Supported Cloud Storage Services:
- Snowflake supports automated Snowpipe and Snowpipe REST API calls for various cloud storage services, including Amazon S3, Google Cloud Storage, Microsoft Azure Blob storage, Microsoft Data Lake Storage Gen2, and Microsoft Azure General-purpose v2.
Differences from Bulk Data Loading:
- Authentication:
- Bulk data load: Relies on client-supported security options for authentication.
- Snowpipe: Requires key pair authentication with JSON Web Token (JWT) when calling REST endpoints.
- Load History:
- Bulk data load: Load history stored in table metadata for 64 days.
- Snowpipe: Load history stored in pipe metadata for 14 days and must be requested via Snowflake.
- Transactions:
- Bulk data load: Always performed in a single transaction.
- Snowpipe: Loads combined or split into single or multiple transactions based on file sizes and settings.
- Compute Resources:
- Bulk data load: Requires user-specified warehouses.
- Snowpipe: Utilizes Snowflake-supplied compute resources.
- Cost:
- Bulk data load: Billed for virtual warehouse usage.
- Snowpipe: Billed according to compute resources used during data loading.
Recommendations:
- Snowflake recommends following file sizing best practices and staging files once per minute for efficient and cost-effective Snowpipe loads.
- It’s advised to load data from a specific set of files using either bulk data loading or Snowpipe but not both to avoid data duplication.
Pipe Security:
- Access control privileges are required for creating, owning, and managing pipes, as well as pausing or resuming them.

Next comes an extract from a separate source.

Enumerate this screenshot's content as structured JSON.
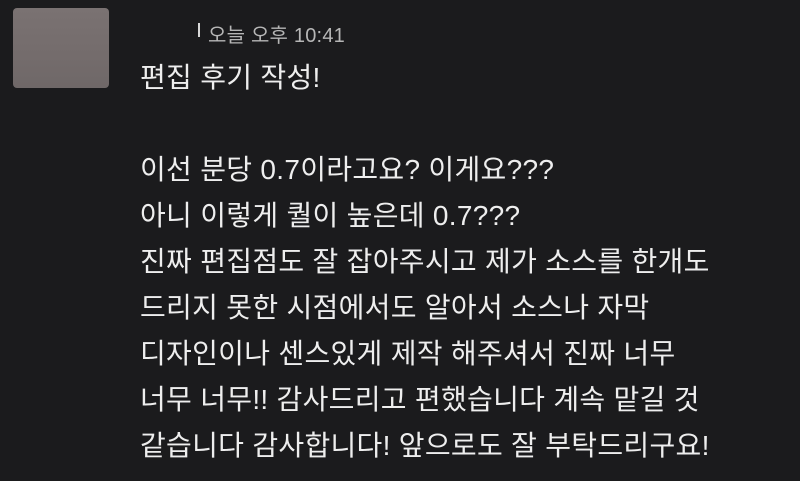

- Special DDL commands like CREATE PIPE, ALTER PIPE, DROP PIPE, DESCRIBE PIPE, and SHOW PIPES are provided for managing pipes.
Snowpipe DDL:
- Snowflake provides a set of special DDL commands for creating and managing pipes, along with standard access control DDL for managing access to necessary database objects for Snowpipe.
Conclusion:
Snowpipe streamlines and automates the data loading process in Snowflake, enabling near-real-time data availability for users. It offers advantages over traditional bulk data loading methods in terms of speed, efficiency, and cost-effectiveness. By following best practices and leveraging its features, organizations can optimize data loading workflows and enhance their data-driven decision-making capabilities.